A mechanism called “Push Pages” would create a unique identifier for each user. It would then be shared with the Authorized Buyers advertising auction customers.
Brave just planted a few more fangs in Google’s calves. In September 2018, its legal director Johnny Ryan and two other people filed a complaint against the computer giant for non-compliance with the RGPD. They felt that its online auction system for advertising placement (DoubleClick / Authorized Buyers) has the effect of collecting personal data from users and dispersing them to client advertising agencies, without the user being informed. .
Johnny Ryan adds a layer to this complaint by revealing a new tracking mechanism previously unknown. It consists of creating a snitch for each user, by loading empty pages called “Push Pages”. These pages, which the user does not see, have URLs that are unique for each user. According to the legal director, this identifier is then shared with different customers of the auction system of Google, which allows them to compare and share their data about this user. And, therefore, to establish his behavioral profile: which pages he visits, when, and so on.

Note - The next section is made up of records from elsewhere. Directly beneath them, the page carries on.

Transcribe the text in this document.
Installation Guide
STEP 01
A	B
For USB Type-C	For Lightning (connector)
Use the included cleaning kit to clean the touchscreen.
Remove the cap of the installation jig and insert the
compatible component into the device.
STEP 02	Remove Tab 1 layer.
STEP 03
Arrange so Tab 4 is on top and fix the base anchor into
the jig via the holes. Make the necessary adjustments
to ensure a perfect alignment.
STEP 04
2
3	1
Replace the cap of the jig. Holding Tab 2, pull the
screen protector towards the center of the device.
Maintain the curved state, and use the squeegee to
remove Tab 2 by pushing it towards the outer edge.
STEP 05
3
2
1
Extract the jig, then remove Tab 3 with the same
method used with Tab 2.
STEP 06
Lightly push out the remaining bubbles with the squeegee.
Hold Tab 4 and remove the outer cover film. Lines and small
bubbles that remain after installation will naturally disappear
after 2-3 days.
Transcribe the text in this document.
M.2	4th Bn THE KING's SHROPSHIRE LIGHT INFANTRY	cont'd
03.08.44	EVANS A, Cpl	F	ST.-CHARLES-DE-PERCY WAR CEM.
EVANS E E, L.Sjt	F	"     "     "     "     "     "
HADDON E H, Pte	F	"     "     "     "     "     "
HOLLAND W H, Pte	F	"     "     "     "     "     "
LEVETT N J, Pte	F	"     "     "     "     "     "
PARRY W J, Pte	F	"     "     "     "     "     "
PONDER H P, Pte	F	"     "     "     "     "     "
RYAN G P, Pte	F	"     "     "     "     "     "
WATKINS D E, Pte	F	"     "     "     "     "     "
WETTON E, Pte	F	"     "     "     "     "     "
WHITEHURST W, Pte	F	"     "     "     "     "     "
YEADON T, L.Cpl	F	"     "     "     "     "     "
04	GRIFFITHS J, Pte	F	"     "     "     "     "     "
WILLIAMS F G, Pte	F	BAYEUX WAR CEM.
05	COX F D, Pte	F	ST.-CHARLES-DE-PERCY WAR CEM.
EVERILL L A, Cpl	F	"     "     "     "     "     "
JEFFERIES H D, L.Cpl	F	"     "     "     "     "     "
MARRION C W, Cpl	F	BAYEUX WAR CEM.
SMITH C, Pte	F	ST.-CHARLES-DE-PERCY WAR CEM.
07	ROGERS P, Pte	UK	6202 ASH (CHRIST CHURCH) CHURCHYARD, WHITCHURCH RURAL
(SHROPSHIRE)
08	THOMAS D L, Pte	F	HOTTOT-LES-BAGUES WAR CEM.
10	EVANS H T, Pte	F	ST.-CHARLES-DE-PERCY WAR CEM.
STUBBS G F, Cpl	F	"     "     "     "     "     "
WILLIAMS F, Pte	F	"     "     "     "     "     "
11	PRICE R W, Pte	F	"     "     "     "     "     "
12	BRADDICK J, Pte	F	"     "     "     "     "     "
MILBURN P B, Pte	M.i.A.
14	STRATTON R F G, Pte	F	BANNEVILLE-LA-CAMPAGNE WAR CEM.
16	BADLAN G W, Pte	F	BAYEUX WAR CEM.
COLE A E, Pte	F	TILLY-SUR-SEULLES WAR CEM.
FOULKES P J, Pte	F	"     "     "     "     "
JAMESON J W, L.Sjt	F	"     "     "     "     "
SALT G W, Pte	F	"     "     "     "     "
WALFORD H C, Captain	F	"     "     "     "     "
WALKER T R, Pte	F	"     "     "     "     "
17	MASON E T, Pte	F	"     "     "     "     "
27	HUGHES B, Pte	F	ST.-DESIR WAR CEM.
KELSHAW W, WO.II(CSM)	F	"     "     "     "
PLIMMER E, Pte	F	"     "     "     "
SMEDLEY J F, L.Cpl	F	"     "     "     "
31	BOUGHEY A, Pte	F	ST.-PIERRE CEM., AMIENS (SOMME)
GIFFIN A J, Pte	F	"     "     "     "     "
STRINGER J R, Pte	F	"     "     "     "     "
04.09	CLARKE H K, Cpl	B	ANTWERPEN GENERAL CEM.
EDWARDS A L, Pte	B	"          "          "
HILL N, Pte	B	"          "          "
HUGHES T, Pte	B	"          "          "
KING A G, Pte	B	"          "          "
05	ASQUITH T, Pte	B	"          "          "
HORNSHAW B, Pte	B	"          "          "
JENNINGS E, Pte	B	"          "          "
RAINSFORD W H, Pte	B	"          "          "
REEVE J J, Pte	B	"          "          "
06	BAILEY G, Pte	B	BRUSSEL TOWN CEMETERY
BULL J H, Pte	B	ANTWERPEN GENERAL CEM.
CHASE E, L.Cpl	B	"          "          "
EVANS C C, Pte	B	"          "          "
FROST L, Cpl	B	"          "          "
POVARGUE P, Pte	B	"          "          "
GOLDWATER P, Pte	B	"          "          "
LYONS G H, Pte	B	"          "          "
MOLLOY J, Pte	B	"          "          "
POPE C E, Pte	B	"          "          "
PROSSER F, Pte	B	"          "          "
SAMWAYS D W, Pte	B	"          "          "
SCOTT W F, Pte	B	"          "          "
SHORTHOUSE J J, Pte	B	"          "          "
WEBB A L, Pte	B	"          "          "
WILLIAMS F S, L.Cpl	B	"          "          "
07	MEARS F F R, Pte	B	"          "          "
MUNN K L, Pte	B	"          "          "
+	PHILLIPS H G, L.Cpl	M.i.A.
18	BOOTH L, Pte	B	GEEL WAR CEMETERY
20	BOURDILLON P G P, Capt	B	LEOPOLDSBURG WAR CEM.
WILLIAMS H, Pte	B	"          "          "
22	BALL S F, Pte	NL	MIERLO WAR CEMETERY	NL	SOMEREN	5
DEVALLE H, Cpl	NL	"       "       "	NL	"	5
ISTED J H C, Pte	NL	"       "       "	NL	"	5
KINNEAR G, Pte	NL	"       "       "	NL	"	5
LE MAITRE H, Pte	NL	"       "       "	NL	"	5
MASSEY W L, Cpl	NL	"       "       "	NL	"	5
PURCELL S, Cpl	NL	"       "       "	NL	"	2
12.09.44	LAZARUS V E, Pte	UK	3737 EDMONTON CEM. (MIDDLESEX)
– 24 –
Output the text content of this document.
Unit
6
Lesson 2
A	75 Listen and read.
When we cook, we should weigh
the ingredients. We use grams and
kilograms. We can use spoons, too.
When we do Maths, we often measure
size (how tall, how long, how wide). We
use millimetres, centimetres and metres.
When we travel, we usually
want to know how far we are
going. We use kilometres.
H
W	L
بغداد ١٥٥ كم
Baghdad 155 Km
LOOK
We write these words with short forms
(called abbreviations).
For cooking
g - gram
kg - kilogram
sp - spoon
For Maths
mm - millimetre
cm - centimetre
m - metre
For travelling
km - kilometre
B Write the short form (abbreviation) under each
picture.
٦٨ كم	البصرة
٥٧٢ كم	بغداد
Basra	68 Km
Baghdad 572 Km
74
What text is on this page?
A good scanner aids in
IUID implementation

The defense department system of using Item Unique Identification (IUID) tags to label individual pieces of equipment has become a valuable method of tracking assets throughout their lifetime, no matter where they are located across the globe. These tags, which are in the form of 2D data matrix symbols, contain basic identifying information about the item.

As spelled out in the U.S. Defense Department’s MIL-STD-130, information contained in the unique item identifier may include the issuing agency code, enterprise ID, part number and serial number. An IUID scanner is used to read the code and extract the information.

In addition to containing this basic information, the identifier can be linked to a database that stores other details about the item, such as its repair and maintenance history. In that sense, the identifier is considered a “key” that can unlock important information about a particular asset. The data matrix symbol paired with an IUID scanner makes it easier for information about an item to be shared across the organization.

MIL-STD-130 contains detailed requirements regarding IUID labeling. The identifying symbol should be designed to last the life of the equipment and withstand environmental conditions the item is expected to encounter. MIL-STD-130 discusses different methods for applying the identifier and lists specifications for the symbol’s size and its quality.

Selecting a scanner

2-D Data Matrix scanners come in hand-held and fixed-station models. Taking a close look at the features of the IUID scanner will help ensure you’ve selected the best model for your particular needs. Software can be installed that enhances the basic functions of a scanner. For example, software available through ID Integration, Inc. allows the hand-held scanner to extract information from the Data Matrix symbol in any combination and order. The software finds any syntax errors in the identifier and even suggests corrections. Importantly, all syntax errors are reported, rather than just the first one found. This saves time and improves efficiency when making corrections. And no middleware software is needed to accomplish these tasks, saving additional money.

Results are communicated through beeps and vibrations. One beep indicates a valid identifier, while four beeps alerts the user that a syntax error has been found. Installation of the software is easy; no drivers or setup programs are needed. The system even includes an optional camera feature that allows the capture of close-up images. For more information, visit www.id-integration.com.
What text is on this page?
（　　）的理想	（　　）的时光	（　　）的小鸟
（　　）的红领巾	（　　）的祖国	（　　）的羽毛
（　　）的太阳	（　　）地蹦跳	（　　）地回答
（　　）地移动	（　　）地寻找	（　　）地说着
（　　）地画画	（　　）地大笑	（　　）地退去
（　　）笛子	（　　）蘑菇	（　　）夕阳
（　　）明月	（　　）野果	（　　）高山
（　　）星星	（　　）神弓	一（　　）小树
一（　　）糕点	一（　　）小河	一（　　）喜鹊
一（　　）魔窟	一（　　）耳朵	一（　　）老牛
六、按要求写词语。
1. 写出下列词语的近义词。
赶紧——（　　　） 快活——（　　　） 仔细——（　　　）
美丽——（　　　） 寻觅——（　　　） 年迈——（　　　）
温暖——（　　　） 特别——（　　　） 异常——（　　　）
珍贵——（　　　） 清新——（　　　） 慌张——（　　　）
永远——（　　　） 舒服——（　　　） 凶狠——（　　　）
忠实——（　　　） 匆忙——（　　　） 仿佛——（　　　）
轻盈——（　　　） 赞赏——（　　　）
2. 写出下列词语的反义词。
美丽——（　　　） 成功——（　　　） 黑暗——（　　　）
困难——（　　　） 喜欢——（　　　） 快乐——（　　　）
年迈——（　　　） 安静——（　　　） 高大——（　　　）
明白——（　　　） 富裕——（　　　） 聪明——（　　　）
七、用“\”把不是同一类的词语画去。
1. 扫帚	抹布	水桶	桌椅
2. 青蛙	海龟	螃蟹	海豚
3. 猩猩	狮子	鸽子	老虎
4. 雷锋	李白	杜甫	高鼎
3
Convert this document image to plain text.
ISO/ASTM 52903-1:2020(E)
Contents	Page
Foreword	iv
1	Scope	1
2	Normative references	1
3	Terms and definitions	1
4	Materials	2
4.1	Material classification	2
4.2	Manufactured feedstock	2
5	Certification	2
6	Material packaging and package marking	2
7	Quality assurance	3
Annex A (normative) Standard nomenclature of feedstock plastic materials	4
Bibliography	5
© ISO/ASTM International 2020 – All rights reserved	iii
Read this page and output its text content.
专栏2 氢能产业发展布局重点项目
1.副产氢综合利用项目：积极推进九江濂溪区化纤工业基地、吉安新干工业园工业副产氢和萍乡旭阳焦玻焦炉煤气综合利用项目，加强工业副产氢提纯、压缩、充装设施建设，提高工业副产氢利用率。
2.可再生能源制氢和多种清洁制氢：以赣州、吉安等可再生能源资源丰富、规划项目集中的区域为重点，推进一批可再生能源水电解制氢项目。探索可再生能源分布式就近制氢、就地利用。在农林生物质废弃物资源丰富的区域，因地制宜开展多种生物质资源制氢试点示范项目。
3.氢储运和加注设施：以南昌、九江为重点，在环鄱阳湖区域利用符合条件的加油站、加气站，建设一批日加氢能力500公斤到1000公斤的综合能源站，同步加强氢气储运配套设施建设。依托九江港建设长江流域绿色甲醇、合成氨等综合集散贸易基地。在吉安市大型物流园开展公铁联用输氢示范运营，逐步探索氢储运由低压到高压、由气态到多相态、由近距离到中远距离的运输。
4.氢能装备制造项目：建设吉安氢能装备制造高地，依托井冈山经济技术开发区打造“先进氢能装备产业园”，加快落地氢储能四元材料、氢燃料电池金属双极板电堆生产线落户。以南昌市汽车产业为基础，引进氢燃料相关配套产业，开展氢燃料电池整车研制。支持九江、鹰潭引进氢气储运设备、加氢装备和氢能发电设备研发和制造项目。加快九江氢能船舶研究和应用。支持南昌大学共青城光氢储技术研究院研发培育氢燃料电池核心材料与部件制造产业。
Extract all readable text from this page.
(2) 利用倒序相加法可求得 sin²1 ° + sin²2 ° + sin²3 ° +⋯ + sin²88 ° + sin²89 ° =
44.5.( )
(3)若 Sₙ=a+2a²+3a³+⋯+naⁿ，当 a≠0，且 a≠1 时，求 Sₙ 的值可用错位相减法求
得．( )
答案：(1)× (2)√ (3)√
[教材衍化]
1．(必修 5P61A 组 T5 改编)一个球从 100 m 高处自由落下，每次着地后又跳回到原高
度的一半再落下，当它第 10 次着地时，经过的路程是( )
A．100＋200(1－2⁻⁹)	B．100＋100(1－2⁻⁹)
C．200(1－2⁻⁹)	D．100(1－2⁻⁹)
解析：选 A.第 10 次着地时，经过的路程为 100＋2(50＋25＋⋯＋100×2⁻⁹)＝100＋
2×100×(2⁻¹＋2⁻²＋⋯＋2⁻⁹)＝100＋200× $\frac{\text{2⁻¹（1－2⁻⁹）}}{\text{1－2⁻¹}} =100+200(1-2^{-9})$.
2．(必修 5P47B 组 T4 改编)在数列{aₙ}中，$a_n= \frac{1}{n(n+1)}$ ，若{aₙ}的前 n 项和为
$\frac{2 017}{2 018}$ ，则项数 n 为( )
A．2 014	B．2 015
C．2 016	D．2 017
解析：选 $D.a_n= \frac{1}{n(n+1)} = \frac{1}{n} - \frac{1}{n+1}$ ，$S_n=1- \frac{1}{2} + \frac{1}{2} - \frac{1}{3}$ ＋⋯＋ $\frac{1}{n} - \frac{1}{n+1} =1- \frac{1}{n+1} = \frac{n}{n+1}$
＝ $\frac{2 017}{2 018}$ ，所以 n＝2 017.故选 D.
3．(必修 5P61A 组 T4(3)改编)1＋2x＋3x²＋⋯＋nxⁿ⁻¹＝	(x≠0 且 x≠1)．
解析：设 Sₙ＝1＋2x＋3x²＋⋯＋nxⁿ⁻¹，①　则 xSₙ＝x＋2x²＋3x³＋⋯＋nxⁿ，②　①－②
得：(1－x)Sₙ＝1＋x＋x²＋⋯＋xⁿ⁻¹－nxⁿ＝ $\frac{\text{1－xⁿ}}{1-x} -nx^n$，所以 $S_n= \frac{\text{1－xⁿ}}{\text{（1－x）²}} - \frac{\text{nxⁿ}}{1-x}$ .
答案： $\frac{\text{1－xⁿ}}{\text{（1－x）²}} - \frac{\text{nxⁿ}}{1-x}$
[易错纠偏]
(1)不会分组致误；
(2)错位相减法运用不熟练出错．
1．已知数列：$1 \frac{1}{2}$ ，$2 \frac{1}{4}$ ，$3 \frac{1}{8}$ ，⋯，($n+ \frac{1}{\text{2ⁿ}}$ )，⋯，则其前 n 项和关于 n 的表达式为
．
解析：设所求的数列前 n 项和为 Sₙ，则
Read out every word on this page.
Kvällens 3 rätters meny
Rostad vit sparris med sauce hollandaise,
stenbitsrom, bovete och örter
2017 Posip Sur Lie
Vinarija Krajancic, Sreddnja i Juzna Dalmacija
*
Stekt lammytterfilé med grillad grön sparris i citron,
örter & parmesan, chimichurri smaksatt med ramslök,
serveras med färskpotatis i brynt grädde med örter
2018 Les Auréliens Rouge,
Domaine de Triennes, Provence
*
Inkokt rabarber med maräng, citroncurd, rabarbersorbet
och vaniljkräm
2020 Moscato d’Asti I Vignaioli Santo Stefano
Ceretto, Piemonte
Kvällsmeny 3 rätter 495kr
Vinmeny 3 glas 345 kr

Google would bypass its own protections
According to Brave, this hidden mechanism would bypass safeguards that Google himself had put in place to comply with the regulation RGPD. In April 2018, the web giant had indeed stopped communicating to its customers a number of identifiers related to Internet users, including the “DoubleClick ID”. It allowed users to track users as soon as they ran into an advertisement served by Google.
According to Brave, the “Push Pages” identifier reintroduces this tracking capability and provides new proof of the “toxicity” of real-time advertising auctions. As in September 2018, the publisher sent the technical details of his inquiry to the Irish Data Protection Authority.